EUvsDisinfo: A Dataset for Multilingual Detection of Pro-Kremlin Disinformation in News Articles
João A. Leite, Olesya Razuvayevskaya, Kalina Bontcheva, Carolina Scarton
TL;DR
EUvsDisinfo addresses the challenge of multilingual, article-level disinformation detection by constructing the largest available dataset of pro-Kremlin narratives and credible counterparts. The authors build the resource from EUvsDisinfo debunks, extracting 18,249 articles across 42 languages over 8.5 years and annotating 508 topics, then analyze topic prevalence and temporal dynamics while benchmarking multilingual classifiers (MNB, SVM, mBERT, XLM-RoBERTa). They find robust performance from transformer models, with mBERT achieving an average F1-Macro of 0.83 across languages and notable language-specific strengths, highlighting the dataset’s value for cross-language detection and narrative analysis.
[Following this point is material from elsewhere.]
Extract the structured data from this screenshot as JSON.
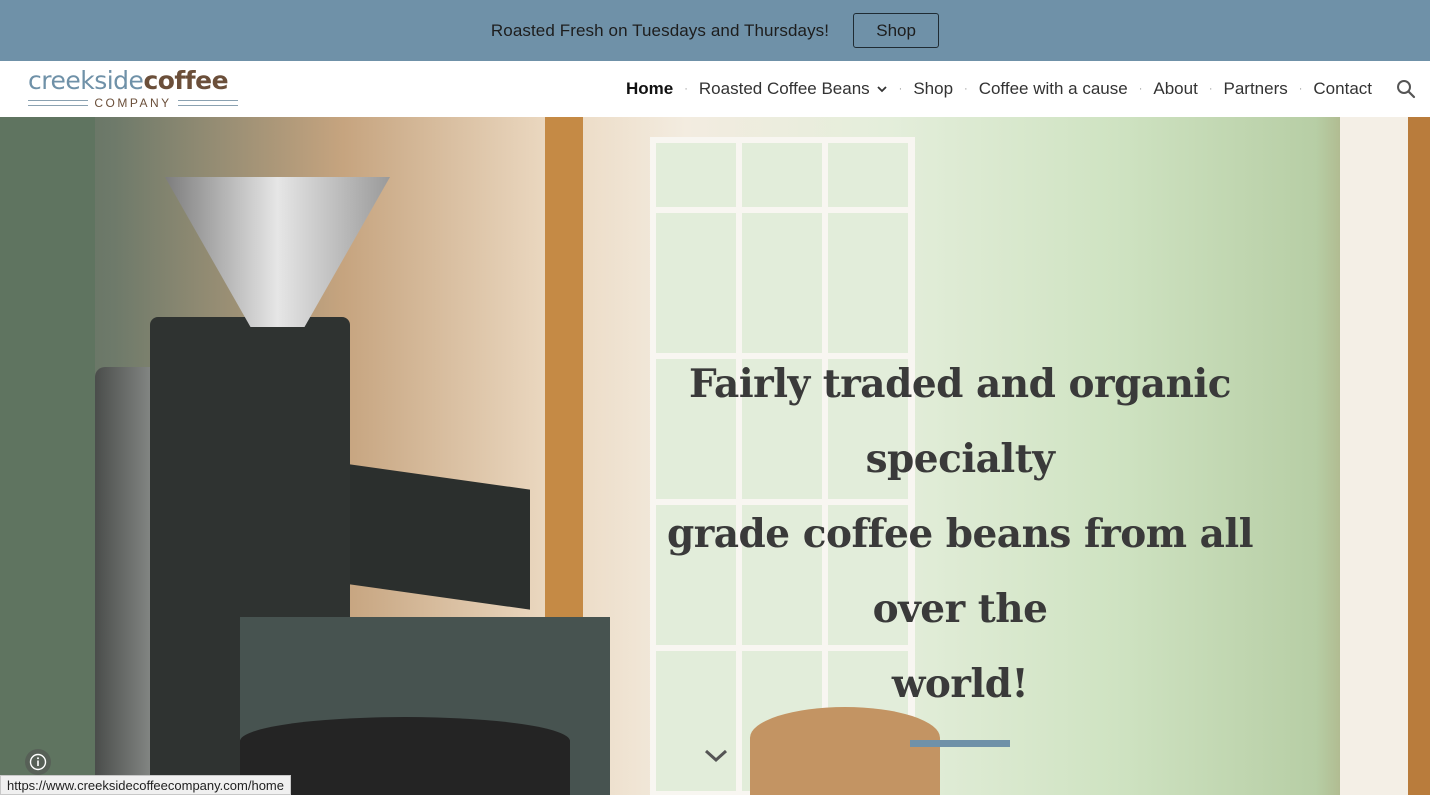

The work provides a public resource and tooling for reproducibility and future research, and points to directions in evidence-aware fact-checking and responsible data sharing under FAIR and Apache 2.0 licensing.
Abstract
This work introduces EUvsDisinfo, a multilingual dataset of disinformation articles originating from pro-Kremlin outlets, along with trustworthy articles from credible / less biased sources. It is sourced directly from the debunk articles written by experts leading the EUvsDisinfo project. Our dataset is the largest to-date resource in terms of the overall number of articles and distinct languages. It also provides the largest topical and temporal coverage. Using this dataset, we investigate the dissemination of pro-Kremlin disinformation across different languages, uncovering language-specific patterns targeting certain disinformation topics. We further analyse the evolution of topic distribution over an eight-year period, noting a significant surge in disinformation content before the full-scale invasion of Ukraine in 2022. Lastly, we demonstrate the dataset's applicability in training models to effectively distinguish between disinformation and trustworthy content in multilingual settings.